Awesome
Code to reproduce the paper Learned Protein Embeddings for Machine Learning.
Installation
embeddings_reproduction
can be installed with pip
from the command line using the following command:
$ pip install git+https://github.com/fhalab/embeddings_reproduction.git
It can also be installed in editable mode (-e
) from the source with:
$ git clone https://github.com/fhalab/embeddings_reproduction.git
$ cd embeddings_reproduction
$ pip install -e .
The second option might be necessary depending on how your computer handles Git-LFS. Because some of the files are large, the connection might time out.
Computing Environment
This was originally developed using Anaconda Python 3.5 and the following packages and versions:
gensim==1.0.1
numpy==1.13.1
pandas==0.20.3
scipy==0.19.1
sklearn==0.19.0
matplotlib==2.0.2
seaborn==0.8.1
File structure
The repository is divided into code, inputs and outputs.

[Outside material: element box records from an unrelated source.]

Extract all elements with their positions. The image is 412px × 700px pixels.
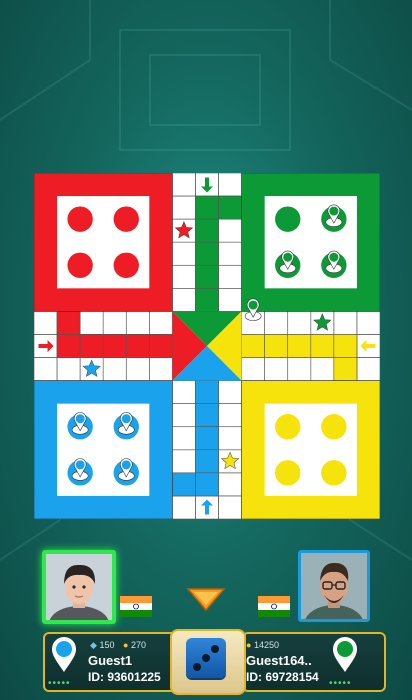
- yellow-home-spot: [275, 414, 301, 440]
- player1-gems: 150: [99, 640, 115, 650]
- turn-arrow-icon: [186, 588, 226, 612]
- dice-button[interactable]: [186, 638, 226, 678]
- player2-avatar[interactable]: [298, 550, 370, 622]
- dice-pip: [202, 654, 210, 662]
- player1-avatar[interactable]: [42, 550, 116, 624]
- coin-icon: ●: [246, 640, 252, 650]
- player1-progress-dots: •••••: [48, 678, 71, 689]
- red-home-spot: [113, 252, 139, 278]
- red-home-inner: [57, 196, 150, 289]
- red-home-spot: [67, 206, 93, 232]
- yellow-home-spot: [321, 414, 347, 440]
- player2-location-pin-icon: [333, 637, 357, 672]
- green-home-inner: [264, 196, 357, 289]
- red-home-spot: [113, 206, 139, 232]
- player2-coins: 14250: [253, 640, 279, 650]
- india-flag-icon: [258, 596, 290, 617]
- dice-pip: [193, 663, 201, 671]
- green-home-spot: [275, 206, 301, 232]
- red-home-spot: [67, 252, 93, 278]
- dice-pip: [211, 645, 219, 653]
- player1-stats: ◆ 150 ● 270: [90, 640, 146, 651]
- player1-location-pin-icon: [52, 637, 76, 672]
- yellow-home-spot: [321, 460, 347, 486]
- player1-coins: 270: [130, 640, 146, 650]
- blue-home-inner: [57, 403, 150, 496]
- player2-stats: ● 14250: [246, 640, 279, 650]
- player2-name: Guest164..: [246, 653, 312, 668]
- ludo-board[interactable]: [34, 173, 380, 519]
- player1-id: ID: 93601225: [88, 670, 161, 684]
- player2-progress-dots: •••••: [329, 678, 352, 689]
- yellow-home-spot: [275, 460, 301, 486]
- gem-icon: ◆: [90, 640, 97, 650]
- coin-icon: ●: [122, 640, 129, 650]
- yellow-home-inner: [264, 403, 357, 496]
- player1-name: Guest1: [88, 653, 133, 668]
- india-flag-icon: [120, 596, 152, 617]
- player2-id: ID: 69728154: [246, 670, 319, 684]
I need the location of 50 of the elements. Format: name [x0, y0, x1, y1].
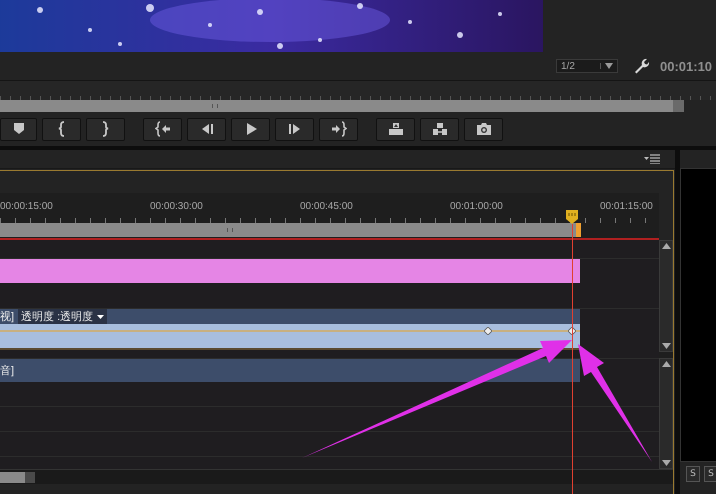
scrollbar[interactable]: [0, 100, 684, 112]
go-to-in-icon: [154, 121, 170, 137]
keyframe-icon[interactable]: [484, 327, 492, 335]
clip-name: 视]: [0, 310, 14, 324]
scrollbar[interactable]: [659, 358, 673, 469]
scroll-down-icon[interactable]: [662, 342, 670, 348]
video-clip[interactable]: [0, 259, 580, 283]
clip-name: 音]: [0, 364, 14, 378]
transport-button[interactable]: [143, 118, 182, 140]
ruler-time: 00:00:30:00: [150, 201, 203, 212]
mark-in-icon: [58, 121, 65, 137]
go-to-out-icon: [330, 121, 346, 137]
transport-button[interactable]: [275, 118, 314, 140]
transport-button[interactable]: [464, 118, 503, 140]
extract-icon: [432, 121, 448, 137]
playhead-icon[interactable]: [566, 210, 578, 224]
step-forward-icon: [286, 121, 302, 137]
ruler-time: 00:00:45:00: [300, 201, 353, 212]
video-clip[interactable]: 视] 透明度 :透明度: [0, 309, 580, 350]
transport-button[interactable]: [319, 118, 358, 140]
transport-button[interactable]: [420, 118, 459, 140]
property-dropdown[interactable]: 透明度 :透明度: [18, 309, 108, 324]
timecode: 00:01:10: [660, 58, 714, 74]
scroll-up-icon[interactable]: [662, 360, 670, 366]
solo-button[interactable]: S: [704, 466, 716, 482]
mark-out-icon: [102, 121, 109, 137]
scroll-handle[interactable]: [25, 472, 35, 482]
transport-button[interactable]: [231, 118, 270, 140]
scrollbar[interactable]: [659, 240, 673, 352]
work-area-end-marker[interactable]: [576, 223, 581, 237]
scrollbar[interactable]: [0, 472, 25, 482]
zoom-dropdown[interactable]: 1/2: [556, 59, 618, 73]
transport-button[interactable]: [187, 118, 226, 140]
caret-icon: [605, 63, 613, 69]
keyframe-icon[interactable]: [568, 327, 576, 335]
scroll-down-icon[interactable]: [662, 460, 670, 466]
ruler-time: 00:00:15:00: [0, 201, 53, 212]
ruler-time: 00:01:15:00: [600, 201, 653, 212]
ruler-time: 00:01:00:00: [450, 201, 503, 212]
panel-menu-icon[interactable]: [644, 154, 660, 164]
transport-button[interactable]: [0, 118, 37, 140]
transport-button[interactable]: [86, 118, 125, 140]
caret-icon: [97, 314, 104, 318]
transport-button[interactable]: [376, 118, 415, 140]
camera-icon: [476, 121, 492, 137]
audio-clip[interactable]: 音]: [0, 359, 580, 382]
solo-button[interactable]: S: [686, 466, 700, 482]
lift-icon: [388, 121, 404, 137]
scroll-up-icon[interactable]: [662, 243, 670, 249]
transport-button[interactable]: [42, 118, 81, 140]
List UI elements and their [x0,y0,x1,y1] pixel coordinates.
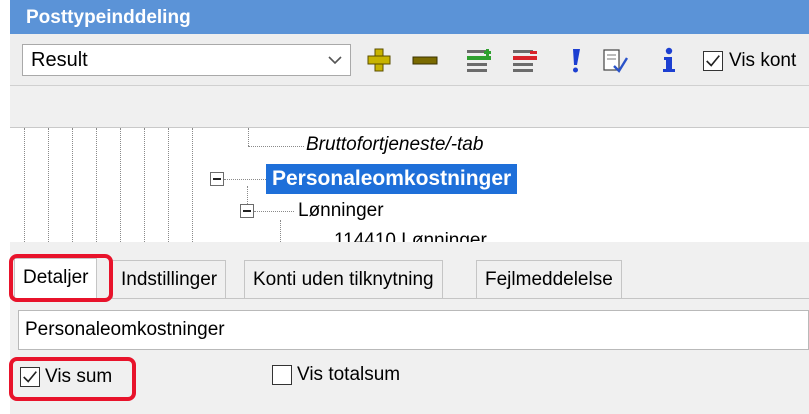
result-combo-value: Result [31,49,88,71]
tree-guide-line [247,186,248,204]
vis-totalsum-label: Vis totalsum [297,364,401,385]
vis-konti-check-icon [703,51,723,71]
tab-konti-uden-tilknytning[interactable]: Konti uden tilknytning [244,260,443,298]
details-panel: Detaljer Indstillinger Konti uden tilkny… [10,242,809,414]
tree-guide-line [144,128,145,242]
tree-node-bruttofortjeneste[interactable]: Bruttofortjeneste/-tab [306,134,483,156]
vis-sum-checkbox[interactable]: Vis sum [20,366,112,388]
edit-document-icon[interactable] [600,46,630,74]
tree-guide-line [96,128,97,242]
vis-sum-check-icon [20,367,40,387]
tree-guide-line [192,128,193,242]
tree-guide-line [72,128,73,242]
insert-line-icon[interactable] [464,46,494,74]
vis-totalsum-check-icon [272,365,292,385]
tree-connector [224,179,268,180]
tree-guide-line [280,220,281,242]
chevron-down-icon [328,56,342,65]
tab-detaljer[interactable]: Detaljer [14,258,98,299]
tree-guide-line [168,128,169,242]
collapse-icon[interactable] [210,172,224,186]
tab-indstillinger[interactable]: Indstillinger [112,260,227,298]
tree-guide-line [248,128,249,146]
tree-guide-line [24,128,25,242]
tree-guide-line [48,128,49,242]
add-icon[interactable] [364,46,394,74]
tree-column-header [10,86,809,128]
vis-totalsum-checkbox[interactable]: Vis totalsum [272,364,400,386]
name-field[interactable]: Personaleomkostninger [18,310,809,350]
account-tree[interactable]: Bruttofortjeneste/-tab Personaleomkostni… [10,128,809,242]
exclamation-icon[interactable] [564,46,588,74]
remove-icon[interactable] [410,46,440,74]
tree-node-lonninger[interactable]: Lønninger [298,200,384,222]
result-combo[interactable]: Result [22,44,351,76]
tree-node-personaleomkostninger[interactable]: Personaleomkostninger [266,164,518,194]
collapse-icon[interactable] [240,204,254,218]
tree-connector [254,211,294,212]
tab-fejlmeddelelse[interactable]: Fejlmeddelelse [476,260,622,298]
tab-strip: Detaljer Indstillinger Konti uden tilkny… [10,258,809,299]
toolbar: Result Vis kont [10,34,809,86]
delete-line-icon[interactable] [510,46,540,74]
tree-connector [248,146,304,147]
tree-guide-line [120,128,121,242]
window-title: Posttypeinddeling [10,0,809,34]
vis-konti-checkbox[interactable]: Vis kont [703,48,796,74]
info-icon[interactable] [658,46,680,74]
vis-sum-label: Vis sum [45,366,113,387]
vis-konti-label: Vis kont [729,50,797,71]
tree-node-114410-lonninger[interactable]: 114410 Lønninger [334,230,487,242]
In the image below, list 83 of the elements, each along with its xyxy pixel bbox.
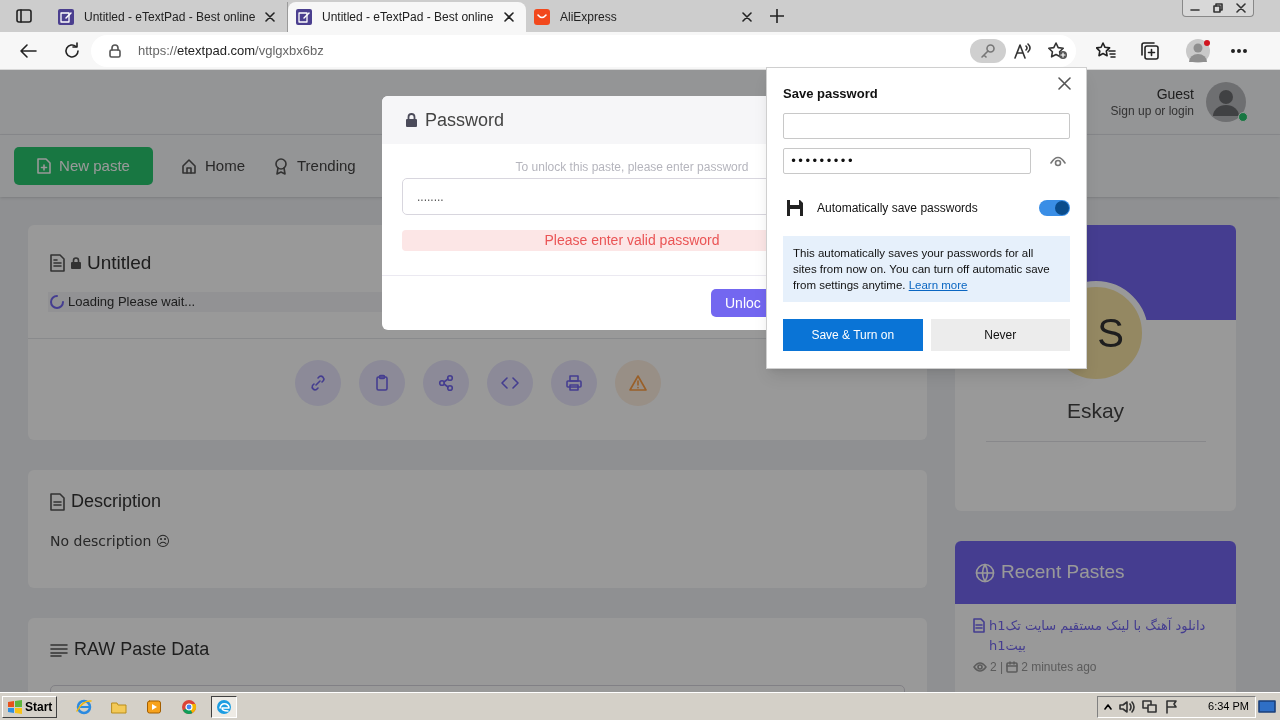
warning-icon xyxy=(628,373,647,392)
tab-title: Untitled - eTextPad - Best online xyxy=(322,9,494,26)
password-field[interactable]: ••••••••• xyxy=(783,147,1031,174)
section-heading: Description xyxy=(71,490,162,513)
document-icon xyxy=(50,254,65,273)
shopping-bag-icon xyxy=(534,9,550,25)
dialog-hint: To unlock this paste, please enter password xyxy=(515,159,749,176)
more-icon[interactable] xyxy=(1231,48,1247,53)
back-icon[interactable] xyxy=(19,42,37,59)
printer-icon xyxy=(564,373,583,392)
clock: 6:34 PM xyxy=(1208,699,1249,715)
lock-icon xyxy=(109,43,121,58)
loading-text: Loading Please wait... xyxy=(68,292,196,311)
start-button[interactable]: Start xyxy=(2,695,58,718)
tab-actions-icon[interactable] xyxy=(16,9,32,23)
spinner-icon xyxy=(50,294,64,309)
document-icon xyxy=(973,618,985,633)
eye-icon xyxy=(973,662,987,672)
globe-icon xyxy=(975,562,995,583)
file-plus-icon xyxy=(37,158,52,174)
tab-title: Untitled - eTextPad - Best online xyxy=(84,9,255,26)
close-icon[interactable] xyxy=(742,12,752,22)
edge-icon xyxy=(216,698,233,715)
new-tab-icon[interactable] xyxy=(770,9,784,23)
sign-in-link[interactable]: Sign up or login xyxy=(1110,103,1194,119)
username-field[interactable] xyxy=(783,112,1070,139)
add-favorite-icon[interactable] xyxy=(1048,41,1068,60)
url-text: https://etextpad.com/vglgxbx6bz xyxy=(138,41,324,60)
browser-tab[interactable]: AliExpress xyxy=(526,2,764,32)
view-count: 2 | xyxy=(990,659,1004,676)
notepad-icon xyxy=(296,9,312,25)
link-icon xyxy=(308,373,327,392)
section-heading: RAW Paste Data xyxy=(74,638,210,661)
paste-title: Untitled xyxy=(87,251,152,275)
browser-icon xyxy=(76,698,93,715)
close-icon[interactable] xyxy=(1058,77,1071,90)
never-button[interactable]: Never xyxy=(930,318,1070,351)
avatar-initials: S xyxy=(1097,310,1124,357)
close-icon[interactable] xyxy=(1236,3,1247,13)
close-icon[interactable] xyxy=(265,12,275,22)
password-key-button[interactable] xyxy=(970,38,1006,63)
award-icon xyxy=(273,157,289,175)
chrome-icon xyxy=(181,698,198,715)
flag-icon[interactable] xyxy=(1165,699,1180,714)
collections-icon[interactable] xyxy=(1140,41,1160,60)
paste-time: 2 minutes ago xyxy=(1021,659,1097,676)
card-title: Recent Pastes xyxy=(1001,560,1125,585)
toggle-switch[interactable] xyxy=(1039,199,1070,216)
favorites-icon[interactable] xyxy=(1096,41,1116,60)
read-aloud-icon[interactable] xyxy=(1014,42,1032,59)
notepad-icon xyxy=(58,9,74,25)
user-name: Guest xyxy=(1156,85,1194,103)
description-text: No description ☹ xyxy=(50,532,172,551)
close-icon[interactable] xyxy=(504,12,514,22)
popup-title: Save password xyxy=(783,85,878,103)
key-icon xyxy=(980,42,996,59)
document-icon xyxy=(50,492,65,511)
refresh-icon[interactable] xyxy=(63,41,81,60)
dialog-title: Password xyxy=(425,108,505,132)
desktop-icon[interactable] xyxy=(1258,699,1276,714)
eye-icon[interactable] xyxy=(1050,154,1066,167)
home-icon xyxy=(181,157,197,175)
profile-button[interactable] xyxy=(1186,38,1210,63)
lock-icon xyxy=(406,113,417,127)
chevron-up-icon[interactable] xyxy=(1104,702,1113,711)
save-button[interactable]: Save & Turn on xyxy=(783,318,923,351)
nav-link[interactable]: Trending xyxy=(273,154,356,178)
speaker-icon[interactable] xyxy=(1119,699,1136,714)
restore-icon[interactable] xyxy=(1213,3,1223,13)
user-avatar[interactable] xyxy=(1206,82,1246,122)
tab-title: AliExpress xyxy=(560,9,618,26)
taskbar-app-button[interactable] xyxy=(211,695,238,718)
share-icon xyxy=(436,373,455,392)
network-icon[interactable] xyxy=(1142,699,1159,714)
address-bar[interactable]: https://etextpad.com/vglgxbx6bz xyxy=(91,34,1076,67)
nav-link[interactable]: Home xyxy=(181,154,245,178)
learn-more-link[interactable]: Learn more xyxy=(908,278,968,291)
media-player-icon xyxy=(146,698,163,715)
lines-icon xyxy=(50,642,68,657)
calendar-icon xyxy=(1006,661,1019,673)
browser-tab[interactable]: Untitled - eTextPad - Best online xyxy=(288,2,526,32)
windows-flag-icon xyxy=(7,699,23,714)
author-name: Eskay xyxy=(1066,398,1125,424)
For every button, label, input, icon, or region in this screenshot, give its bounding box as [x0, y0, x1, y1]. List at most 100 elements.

Inputs contains all the unlabeled sequences used to build docvec models, the labeled sequences used to build Gaussian process regression models, and AAIndex, ProFET, and one-hot encodings of the labeled sequences. Code contains Python implementations of Gaussian process regression and the mismatch string kernel in addition to Jupyter notebooks that reproduce the analyses in the paper. Outputs contains all the embeddings produced during the course of analysis and csvs storing the results of the cross-validation over embedding hyperparameters, the negative controls, and the results of varying the embedding dimension or the number of unlabeled sequences. Note that while code to train docvec models is provided, the actual docvec models produced by gensim are not included in the repository because they are too large. These are at freely available at http://cheme.caltech.edu/~kkyang/.
Inferring embeddings using a pretrained model
To infer embeddings, you need a model and all it's associated files, and an iterable of sequences. For example, to infer embeddings using original_5_7
(no randomization, k=5, w=7
):
- Download
original_5_7.pkl
,original_5_7.pkl.docvecs.doctag_syn0.npy
,original_5_7.pkl.syn1neg.npy
, andoriginal_5_7.pkl.wv.syn0.npy
. Make sure they are all in the same directory. - After installing the embeddings_reproduction package, and assuming we're in the same directory as the models:
from embeddings_reproduction import embedding_tools
embeds = embedding_tools.get_embeddings_new('original_5_7.pkl', seqs, k=5, overlap=False)
The choice of pretrained model should be treated as a hyperparameter and chosen using validation.